An insanely jealous husband catches his wife in an affair and kills her lover. That plot-line is an accepted part of our culture, and traditionally the murderer is excused for his rash behavior and set free. Here, though, the husband fakes jealousy, hires a man to seduce his wife, and mistakenly kills the lover instead of his wife. Dying lover, however, writes a message in blood, two scarlet letters, for Ellery to decipher.

While this novel does say a lot about mid-twentieth century American marital conventions, there are no long expository speeches like in The King is Dead, The Origin of Evil, or Double Double. This one is more subtle. This one even brings back that old sexual tension between Ellery and the long lost Nikki Porter, neither of whom, of course, ever marry.

Ellery is not very sympathetic to the victims of blackmail based on sexual conduct. Blackmailers who expose secret love affairs of high society women would only damage the reputations of the women involved, who have the means to survive public scrutiny, and “children would be involved, and teenagers in finishing schools, and innocent relatives on their yachts and at their hundred per cent white Protestant American clubs.” Ellery sighs, concludes without much sympathy, that, “even society people had rights.”

Where Cat of Many Tails was a novel about the people of New York City, The Scarlet Letters is a novel of the places of the city: the lovers meet at different places taken from an alphabetical list from a tourist guide to the city, including restaurants, hotels, a zoo, all busy, public places. The reader unfamiliar with the Big Apple may even want to visit the city after reading this novel, appetite whetted by just a few of the pleasures and sights the city has to offer.

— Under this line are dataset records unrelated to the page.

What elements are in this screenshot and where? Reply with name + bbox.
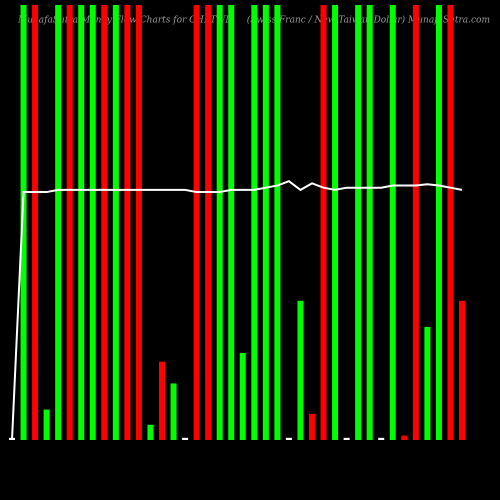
bar <box>320 5 327 440</box>
bar <box>389 5 396 440</box>
bar <box>112 5 119 440</box>
bar <box>43 409 50 440</box>
bar <box>343 437 350 440</box>
bar <box>378 437 385 440</box>
bar <box>355 5 362 440</box>
bar <box>285 437 292 440</box>
bar <box>55 5 62 440</box>
bar <box>32 5 39 440</box>
bar <box>447 5 454 440</box>
bar <box>66 5 73 440</box>
bar <box>193 5 200 440</box>
bar <box>170 383 177 440</box>
bar <box>297 300 304 440</box>
bar <box>366 5 373 440</box>
bar <box>147 424 154 440</box>
bar <box>20 5 27 440</box>
bar <box>309 413 315 440</box>
bar <box>78 5 85 440</box>
bar <box>412 5 419 440</box>
bar <box>251 5 258 440</box>
bar <box>135 5 142 440</box>
bar <box>332 5 339 440</box>
bar <box>205 5 212 440</box>
bar <box>182 437 189 440</box>
bar <box>89 5 96 440</box>
bar <box>435 5 442 440</box>
bar <box>216 5 223 440</box>
price-line <box>11 180 463 441</box>
bar <box>424 326 431 440</box>
bar <box>401 435 408 440</box>
bar <box>262 5 269 440</box>
bar <box>228 5 235 440</box>
bar <box>159 361 165 440</box>
bar <box>101 5 108 440</box>
bar <box>124 5 131 440</box>
bar <box>459 300 465 440</box>
bar <box>274 5 281 440</box>
bar <box>239 353 246 440</box>
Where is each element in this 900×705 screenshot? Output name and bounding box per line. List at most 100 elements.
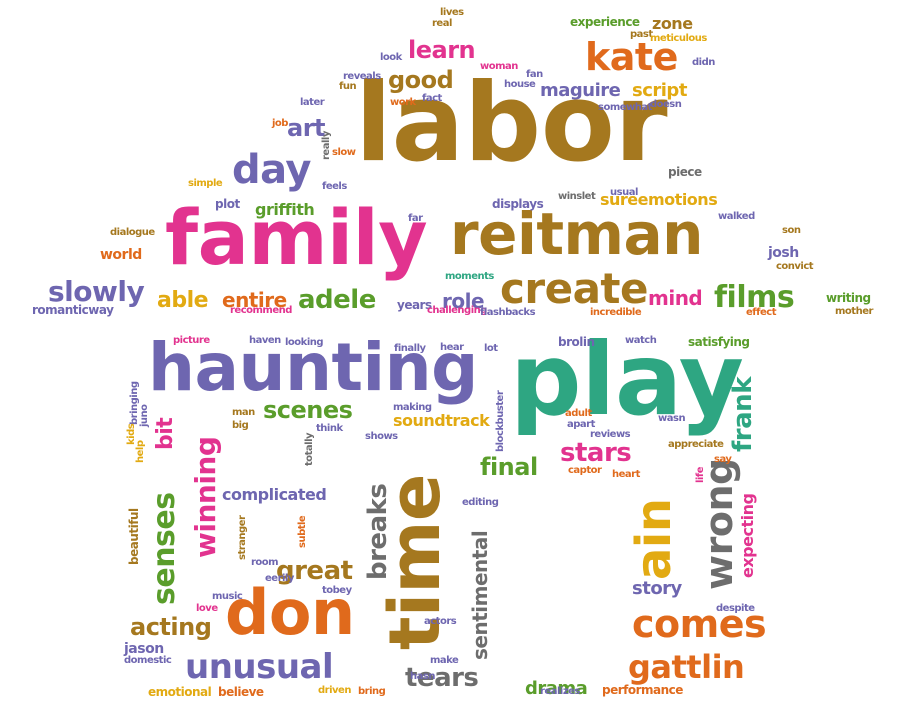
word-think: think (316, 423, 343, 434)
word-adele: adele (298, 285, 376, 315)
word-juno: juno (139, 404, 150, 427)
word-hear: hear (440, 342, 464, 353)
word-frank: frank (728, 377, 758, 452)
word-complicated: complicated (222, 485, 327, 504)
word-later: later (300, 97, 325, 108)
word-piece: piece (668, 165, 702, 179)
word-room: room (251, 557, 279, 568)
word-tears: tears (405, 663, 479, 693)
word-great: great (276, 556, 353, 586)
word-finally: finally (394, 343, 426, 354)
word-senses: senses (147, 492, 182, 605)
word-feels: feels (322, 181, 347, 192)
word-incredible: incredible (590, 307, 642, 318)
word-sureemotions: sureemotions (600, 190, 718, 209)
word-fun: fun (339, 81, 357, 92)
word-mother: mother (835, 306, 873, 317)
word-drama: drama (525, 678, 588, 699)
word-writing: writing (826, 291, 871, 305)
word-big: big (232, 420, 249, 431)
word-family: family (165, 193, 428, 282)
word-picture: picture (173, 335, 210, 346)
word-dialogue: dialogue (110, 227, 155, 238)
word-plot: plot (215, 197, 240, 211)
word-reviews: reviews (590, 429, 631, 440)
word-play: play (510, 321, 744, 438)
word-woman: woman (480, 61, 518, 72)
word-entire: entire (222, 288, 287, 312)
word-kate: kate (585, 35, 678, 79)
word-satisfying: satisfying (688, 335, 750, 349)
word-sentimental: sentimental (468, 530, 492, 660)
word-making: making (393, 402, 432, 413)
word-meticulous: meticulous (650, 33, 707, 44)
word-scenes: scenes (263, 396, 353, 424)
word-convict: convict (776, 261, 814, 272)
word-life: life (695, 467, 706, 483)
word-say: say (714, 454, 732, 465)
word-help: help (135, 440, 146, 464)
word-work: work (390, 97, 416, 108)
word-reitman: reitman (450, 200, 703, 268)
word-josh: josh (768, 245, 799, 261)
word-haven: haven (249, 335, 281, 346)
word-stars: stars (560, 438, 632, 468)
word-emotional: emotional (148, 685, 212, 699)
word-shows: shows (365, 431, 398, 442)
word-job: job (272, 118, 288, 129)
word-past: past (630, 29, 653, 40)
word-looking: looking (285, 337, 324, 348)
word-breaks: breaks (363, 483, 393, 580)
word-haunting: haunting (148, 329, 478, 406)
word-performance: performance (602, 683, 683, 697)
word-final: final (480, 453, 538, 481)
word-displays: displays (492, 197, 544, 211)
word-good: good (388, 66, 454, 94)
word-make: make (430, 655, 459, 666)
word-slow: slow (332, 147, 356, 158)
word-create: create (500, 264, 649, 313)
word-totally: totally (304, 432, 315, 466)
word-blockbuster: blockbuster (495, 390, 506, 452)
word-look: look (380, 52, 402, 63)
word-gattlin: gattlin (628, 648, 745, 686)
word-labor: labor (355, 61, 668, 186)
word-heart: heart (612, 469, 640, 480)
word-winning: winning (189, 436, 222, 558)
word-script: script (632, 80, 687, 101)
word-day: day (232, 147, 311, 193)
word-usual: usual (610, 187, 638, 198)
word-romanticway: romanticway (32, 303, 114, 317)
word-role: role (442, 289, 485, 313)
word-comes: comes (632, 602, 767, 646)
word-adult: adult (565, 408, 592, 419)
word-stranger: stranger (237, 515, 248, 560)
word-films: films (714, 280, 795, 315)
word-able: able (157, 288, 209, 313)
word-years: years (397, 298, 432, 312)
word-maguire: maguire (540, 80, 621, 101)
word-bring: bring (358, 686, 386, 697)
word-apart: apart (567, 419, 595, 430)
word-eerily: eerily (265, 573, 294, 584)
word-fact: fact (422, 93, 442, 104)
word-beautiful: beautiful (127, 508, 141, 565)
word-mind: mind (648, 286, 703, 310)
word-story: story (632, 578, 682, 599)
word-domestic: domestic (124, 655, 172, 666)
word-acting: acting (130, 613, 212, 641)
word-moments: moments (445, 271, 494, 282)
word-brolin: brolin (558, 335, 595, 349)
word-somewhat: somewhat (598, 102, 652, 113)
word-walked: walked (718, 211, 755, 222)
word-lives: lives (440, 7, 464, 18)
word-don: don (225, 576, 355, 649)
word-experience: experience (570, 15, 640, 29)
word-expecting: expecting (738, 493, 757, 578)
word-real: real (432, 18, 452, 29)
word-captor: captor (568, 465, 602, 476)
word-far: far (408, 213, 423, 224)
word-editing: editing (462, 497, 499, 508)
word-learn: learn (408, 36, 476, 64)
word-effect: effect (746, 307, 776, 318)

Lastly, this is a character study, an investigation into jealousy within a marriage. The actual murder happens extremely late in the novel, so we get to see the predetermined crime unfurl in slow-motion, as well as enjoy the cousin’s writing style. There were a series of Frank Zappa albums a while back, called “Shut Up and Play Your Guitar.” This novel allows the cousins to “Forget the murder, just write us a novel.”

At one point, the cousins, with a wink and a nod, have Ellery Queen sign a hotel register under the name “Barnaby Ross,” which could be a form of foreshadowing, since the next novel would be written by someone calling himself “Daniel Nathan.”

One thought on “The Scarlet Letters (1953)

  1. The second Ellery I ever read. Its portrait of the Manhattan of the 1950s is second to very few novels. I’ve always wanted to do something similar with New Orleans, a city I know far too well.